Quels seront les 1ères priorités ?
Rémy Mazzocchi : La première priorité sera de renforcer l'ancrage institutionnel de l'OPCO Santé. Il est essentiel que nous soyons pleinement intégrés dans notre écosystème institutionnel et partenarial, et que nous démontrions clairement notre exemplarité de gestionnaire et notre valeur ajoutée. Il s'agit de montrer en quoi nous sommes un acteur incontournable dans la chaîne de valeur, que ce soit auprès des partenaires sociaux, de l’État, de nos interlocuteurs ou dans le domaine de la formation professionnelle.
La seconde sera d’adopter une approche véritablement orientée service. L’objectif sera de toujours penser à l’utilité, l’efficacité, l’accessibilité et la simplicité des services que nous offrons. Nous devons nous assurer que notre action aide concrètement nos adhérents à sécuriser les parcours professionnels, car c’est un enjeu fondamental dans notre secteur. Cela implique aussi de moderniser nos processus en tirant parti des nouvelles technologies. Par exemple, nous allons améliorer notre système d’information pour qu’il soit plus fiable, transparent et facile d’utilisation, tout en développant nos données et des outils plus performants pour répondre aux besoins des adhérents.

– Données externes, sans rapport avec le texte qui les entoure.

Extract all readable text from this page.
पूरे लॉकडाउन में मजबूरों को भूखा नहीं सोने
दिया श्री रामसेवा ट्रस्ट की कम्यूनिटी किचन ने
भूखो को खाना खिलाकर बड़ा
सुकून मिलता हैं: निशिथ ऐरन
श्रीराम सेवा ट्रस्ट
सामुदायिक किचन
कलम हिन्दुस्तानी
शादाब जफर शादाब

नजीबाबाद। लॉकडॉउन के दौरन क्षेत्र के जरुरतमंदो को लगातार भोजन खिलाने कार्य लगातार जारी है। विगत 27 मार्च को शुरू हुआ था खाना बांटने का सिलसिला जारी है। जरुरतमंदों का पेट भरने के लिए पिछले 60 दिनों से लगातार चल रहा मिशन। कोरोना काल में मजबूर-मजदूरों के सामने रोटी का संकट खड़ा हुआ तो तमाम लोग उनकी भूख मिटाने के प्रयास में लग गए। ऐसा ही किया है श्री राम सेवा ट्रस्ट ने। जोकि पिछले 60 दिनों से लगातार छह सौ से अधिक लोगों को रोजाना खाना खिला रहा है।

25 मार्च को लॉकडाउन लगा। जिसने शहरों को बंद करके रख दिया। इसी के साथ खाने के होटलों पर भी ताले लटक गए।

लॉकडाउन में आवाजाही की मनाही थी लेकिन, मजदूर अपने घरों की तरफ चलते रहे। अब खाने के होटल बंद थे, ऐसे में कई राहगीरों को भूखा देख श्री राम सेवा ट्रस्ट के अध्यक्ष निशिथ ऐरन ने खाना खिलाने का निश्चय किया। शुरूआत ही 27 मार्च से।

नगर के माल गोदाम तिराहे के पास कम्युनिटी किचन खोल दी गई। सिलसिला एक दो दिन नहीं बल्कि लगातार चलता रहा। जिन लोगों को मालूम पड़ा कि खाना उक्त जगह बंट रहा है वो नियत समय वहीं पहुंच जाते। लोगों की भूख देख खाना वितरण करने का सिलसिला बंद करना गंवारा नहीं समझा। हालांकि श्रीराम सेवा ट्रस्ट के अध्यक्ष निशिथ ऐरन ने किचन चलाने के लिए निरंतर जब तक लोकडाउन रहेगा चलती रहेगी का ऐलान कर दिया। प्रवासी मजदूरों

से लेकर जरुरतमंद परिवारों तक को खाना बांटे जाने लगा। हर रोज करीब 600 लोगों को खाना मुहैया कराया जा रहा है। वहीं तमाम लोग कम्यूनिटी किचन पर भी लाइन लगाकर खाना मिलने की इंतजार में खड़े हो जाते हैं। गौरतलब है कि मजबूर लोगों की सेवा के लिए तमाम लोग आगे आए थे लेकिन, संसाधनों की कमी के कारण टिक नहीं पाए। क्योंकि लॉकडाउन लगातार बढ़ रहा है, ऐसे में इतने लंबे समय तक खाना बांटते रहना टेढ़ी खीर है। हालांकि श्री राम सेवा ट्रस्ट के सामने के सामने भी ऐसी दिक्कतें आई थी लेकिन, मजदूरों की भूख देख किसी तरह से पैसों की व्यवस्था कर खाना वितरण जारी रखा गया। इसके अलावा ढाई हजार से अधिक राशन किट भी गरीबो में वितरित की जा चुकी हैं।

La dernière sera de plaider pour un renforcement de l'investissement dans l'attractivité de notre secteur et la sécurisation des parcours professionnels. La progression salariale y est directement liée, ce qui rend cette sécurisation d’autant plus cruciale pour attirer et fidéliser les talents.

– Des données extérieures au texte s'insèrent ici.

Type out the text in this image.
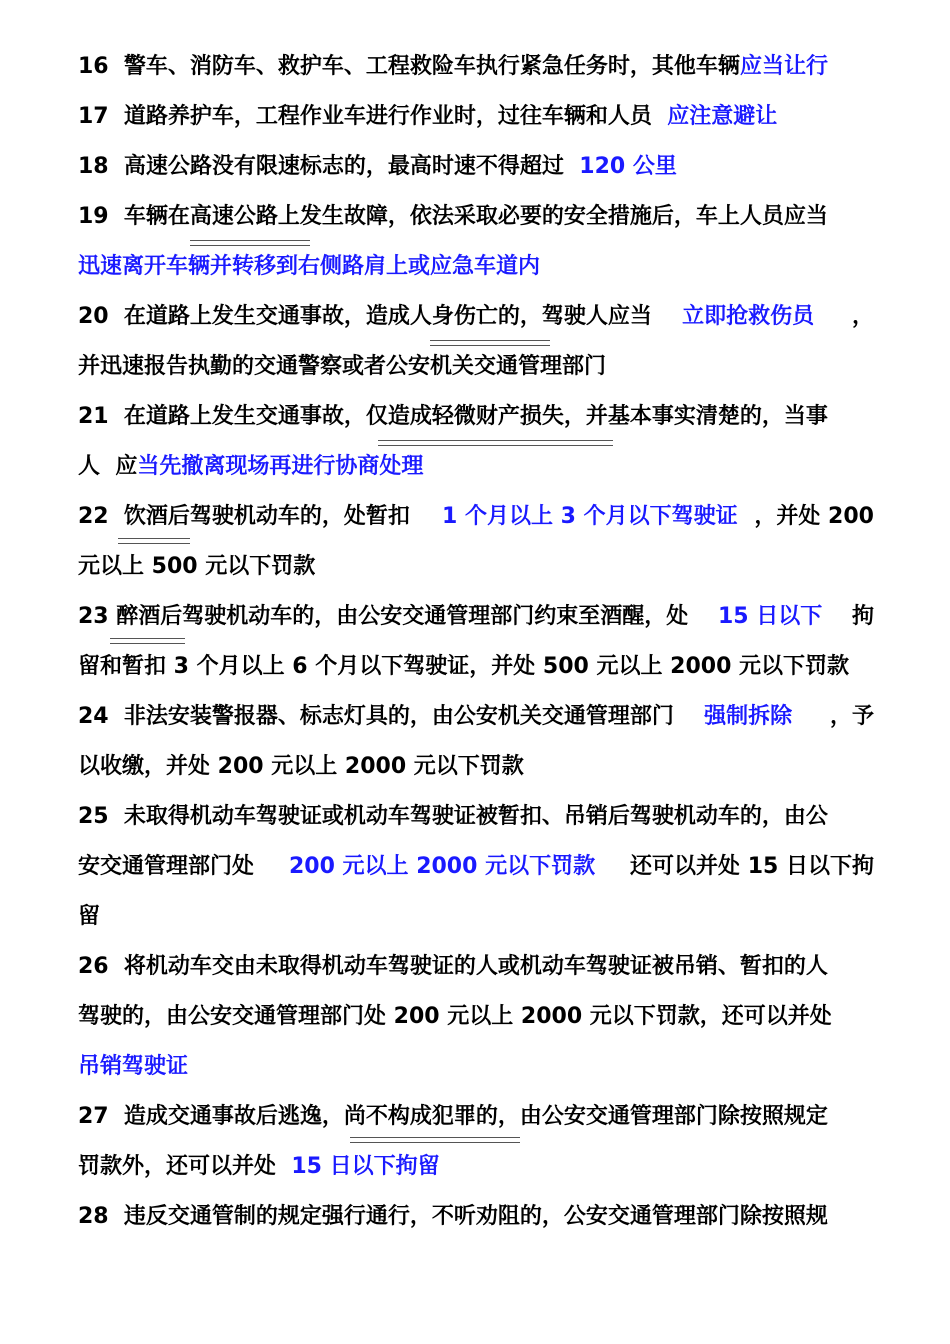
16  警车、消防车、救护车、工程救险车执行紧急任务时，其他车辆应当让行
17  道路养护车，工程作业车进行作业时，过往车辆和人员  应注意避让
18  高速公路没有限速标志的，最高时速不得超过  120 公里
19  车辆在高速公路上发生故障，依法采取必要的安全措施后，车上人员应当
迅速离开车辆并转移到右侧路肩上或应急车道内
20  在道路上发生交通事故，造成人身伤亡的，驾驶人应当 立即抢救伤员 ，
并迅速报告执勤的交通警察或者公安机关交通管理部门
21  在道路上发生交通事故，仅造成轻微财产损失，并基本事实清楚的，当事
人  应当先撤离现场再进行协商处理
22  饮酒后驾驶机动车的，处暂扣 1 个月以上 3 个月以下驾驶证 ，并处 200
元以上 500 元以下罚款
23 醉酒后驾驶机动车的，由公安交通管理部门约束至酒醒，处 15 日以下 拘
留和暂扣 3 个月以上 6 个月以下驾驶证，并处 500 元以上 2000 元以下罚款
24  非法安装警报器、标志灯具的，由公安机关交通管理部门 强制拆除 ，予
以收缴，并处 200 元以上 2000 元以下罚款
25  未取得机动车驾驶证或机动车驾驶证被暂扣、吊销后驾驶机动车的，由公
安交通管理部门处 200 元以上 2000 元以下罚款 还可以并处 15 日以下拘
留
26  将机动车交由未取得机动车驾驶证的人或机动车驾驶证被吊销、暂扣的人
驾驶的，由公安交通管理部门处 200 元以上 2000 元以下罚款，还可以并处
吊销驾驶证
27  造成交通事故后逃逸，尚不构成犯罪的，由公安交通管理部门除按照规定
罚款外，还可以并处  15 日以下拘留
28  违反交通管制的规定强行通行，不听劝阻的，公安交通管理部门除按照规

Jean-Pierre Delfino, quel bilan tirez-vous de votre mandat à la tête de l’OPCO Santé ?
Jean-Pierre Delfino : Je tire un bilan très positif, surtout en ce qui concerne la fidélité de nos adhérents. Ils ont traversé de nombreuses épreuves avec nous sans jamais remettre en question la confiance qu'ils nous accordent. Cette confiance, qui s'est construite au fil des années, est aujourd'hui bien ancrée. Nous avons connu une croissance remarquable, et cette réussite repose en grande partie sur cette relation de confiance. Au cours des douze dernières années, la qualité des services de l’OPCO a véritablement gagné en sophistication, offrant des prestations personnalisées adaptées à chaque adhérent. En cinq ans, l’OPCO Santé a su s’installer solidement.
Nous avons également lancé en avril dernier, une campagne grand public, qui est un élément stratégique dans un contexte de forte concurrence entre les secteurs d’activités. Cela illustre ce qu’un OPCO peut accomplir et ce que l'écosystème ne peut pas réaliser seul. Nous avons fait preuve d’innovation, mais c’était un premier pas qui s’inscrira dans la durée, car nos adhérents attendent de nous que nous fassions tout ce qui est en notre pouvoir pour les soutenir.

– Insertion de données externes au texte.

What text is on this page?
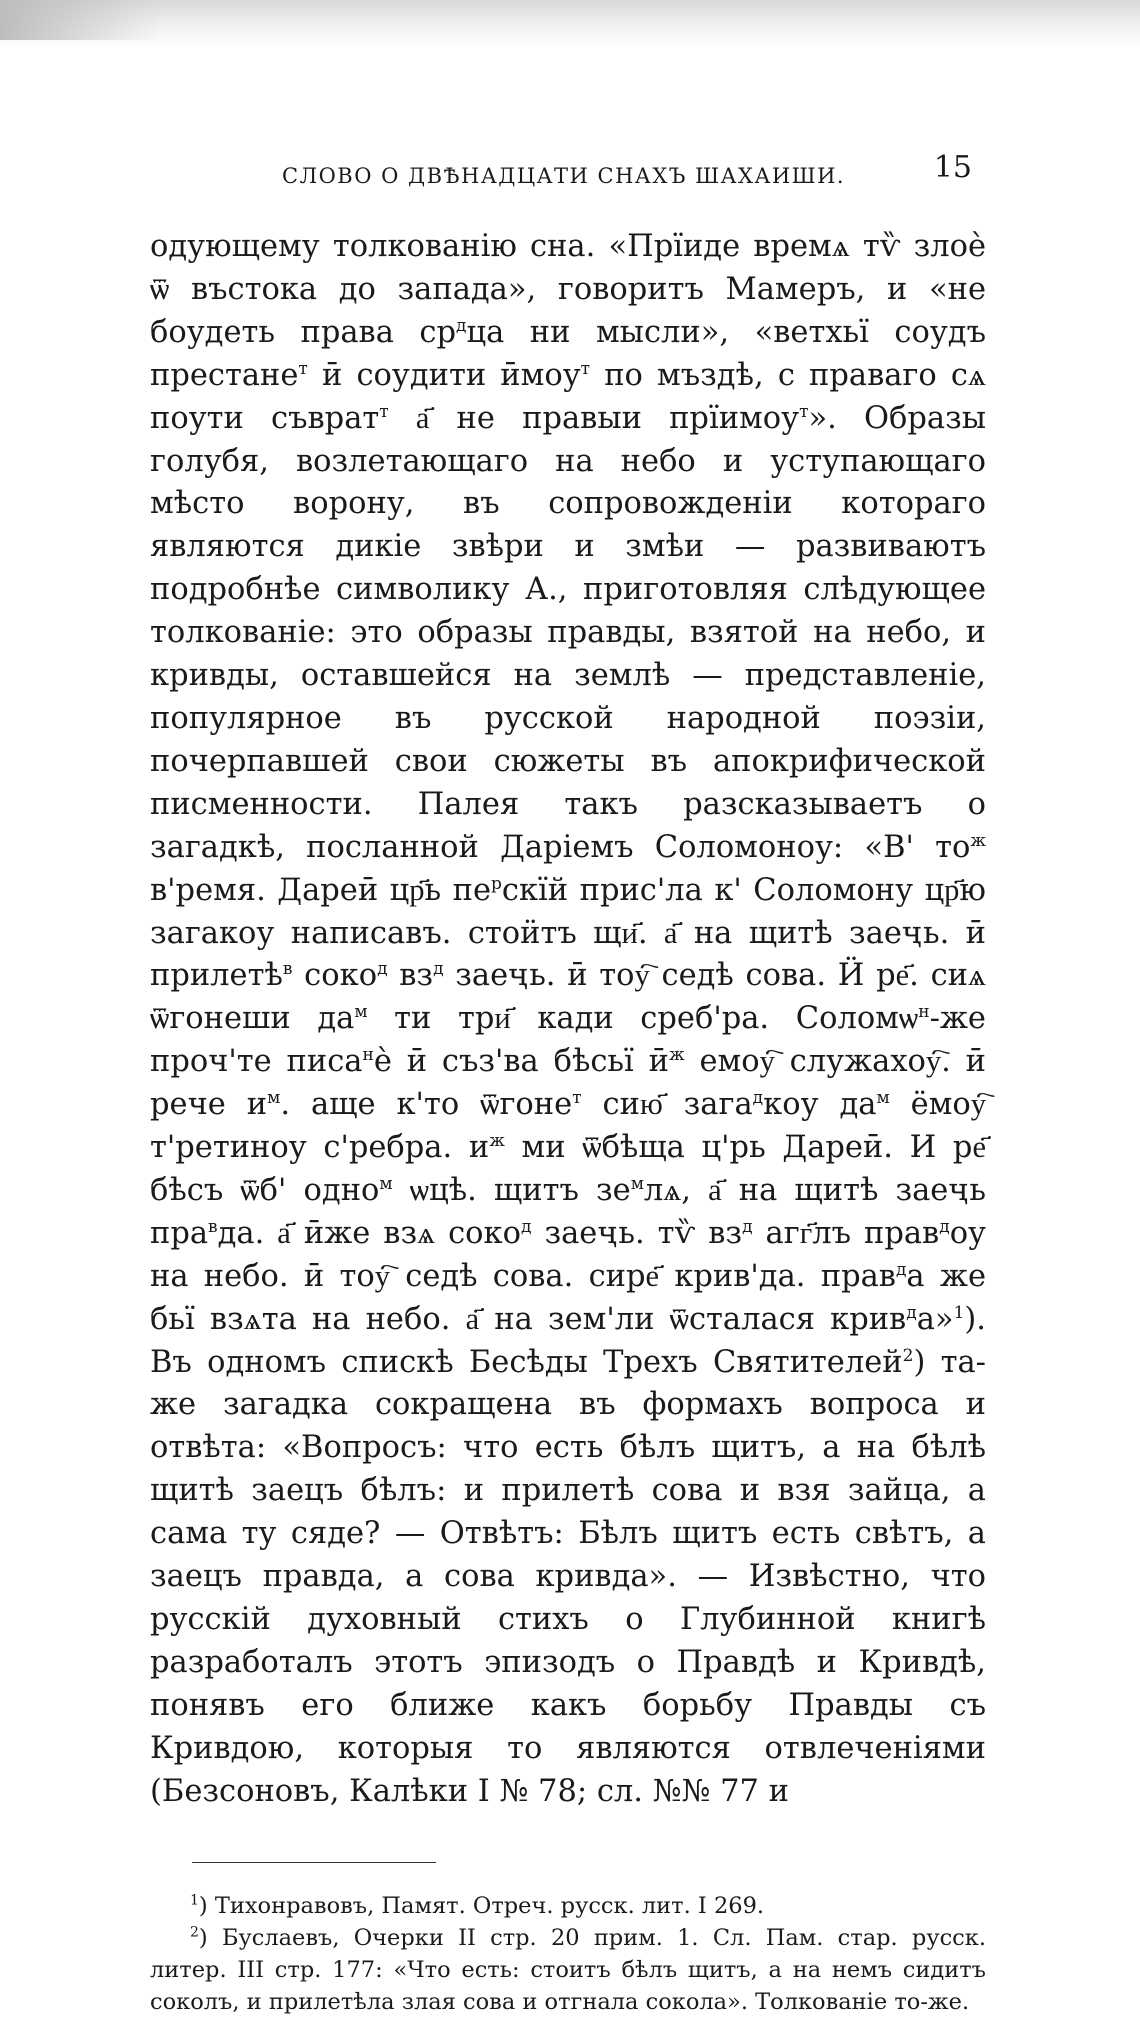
СЛОВО О ДВѢНАДЦАТИ СНАХЪ ШАХАИШИ.	15

одующему толкованію сна. «Прїиде времѧ тѷ злоѐ ѿ въстока до запада», говоритъ Мамеръ, и «не боудеть права $ср^дца$ ни мысли», «ветхьї соудъ престане$^т$ ӣ соудити ӣмоу$^т$ по мъздѣ, с праваго сѧ поути съврат$^т$ а҃ не правыи прїимоу$^т$». Образы голубя, возлетающаго на небо и уступающаго мѣсто ворону, въ сопровожденіи котораго являются дикіе звѣри и змѣи — развиваютъ подробнѣе символику А., приготовляя слѣдующее толкованіе: это образы правды, взятой на небо, и кривды, оставшейся на землѣ — представленіе, популярное въ русской народной поэзіи, почерпавшей свои сюжеты въ апокрифической писменности. Палея такъ разсказываетъ о загадкѣ, посланной Даріемъ Соломоноу: «В' $то^ж$ в'ремя. Дареӣ цр҃ь $пе^рскїй$ прис'ла к' Соломону цр҃ю загакоу написавъ. стоӥтъ щи҃. а҃ на щитѣ заеҷь. ӣ прилетѣ$^в$ соко$^д$ $вз^д$ заеҷь. ӣ тоу҇ седѣ сова. Ӥ ре҃. сиѧ ѿгонеши $да^м$ ти три҃ кади среб'ра. Соломѡ$^н$-же проч'те писа$^н$ѐ ӣ съз'ва бѣсьї $ӣ^ж$ емоу҇ служахоу҇. ӣ рече $и^м$. аще к'то ѿгоне$^т$ сию҃ зага$^д$коу $да^м$ ёмоу҇ т'ретиноу с'ребра. $и^ж$ ми ѿбѣща ц'рь Дареӣ. И ре҃ бѣсъ ѿб' одно$^м$ ѡцѣ. щитъ $зе^млѧ$, а҃ на щитѣ заеҷь пра$^в$да. а҃ ӣже взѧ соко$^д$ заеҷь. тѷ $вз^д$ агг҃лъ прав$^д$оу на небо. ӣ тоу҇ седѣ сова. сире҃ крив'да. прав$^д$а же бьї взѧта на небо. а҃ на зем'ли ѿсталася крив$^д$а»$^1$). Въ одномъ спискѣ Бесѣды Трехъ Святителей$^2$) та-же загадка сокращена въ формахъ вопроса и отвѣта: «Вопросъ: что есть бѣлъ щитъ, а на бѣлѣ щитѣ заецъ бѣлъ: и прилетѣ сова и взя зайца, а сама ту сяде? — Отвѣтъ: Бѣлъ щитъ есть свѣтъ, а заецъ правда, а сова кривда». — Извѣстно, что русскій духовный стихъ о Глубинной книгѣ разработалъ этотъ эпизодъ о Правдѣ и Кривдѣ, понявъ его ближе какъ борьбу Правды съ Кривдою, которыя то являются отвлеченіями (Безсоновъ, Калѣки I № 78; сл. №№ 77 и

$^1$) Тихонравовъ, Памят. Отреч. русск. лит. I 269.

$^2$) Буслаевъ, Очерки II стр. 20 прим. 1. Сл. Пам. стар. русск. литер. III стр. 177: «Что есть: стоитъ бѣлъ щитъ, а на немъ сидитъ соколъ, и прилетѣла злая сова и отгнала сокола». Толкованіе то-же.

En revanche, il y a des aspects négatifs, comme la perte de certaines solutions de financement pour les salariés, notamment le droit individuel à la formation. Nous avions auparavant des dispositifs distincts pour les entreprises et les employés. Même si nous avons réussi à créer une solution alternative avec les ATPro qui s'est avérée efficace, cette perte reste regrettable, tout comme celle du conseil en évolution professionnelle, qui nous offrait la possibilité de nous adresser directement aux professionnels.
Le mot de la fin ?
Rémy Mazzocchi et Jean-Pierre Delfino : Cette passation ne signifie pas un ralentissement, mais plutôt une dynamique qui se renforce et se poursuit. Nous sommes fiers du chemin parcouru et très enthousiastes quant à l’avenir, même dans un contexte politique incertain. Soyons positifs pour l’avenir et donnons-nous rendez-vous en 2025 pour la suite.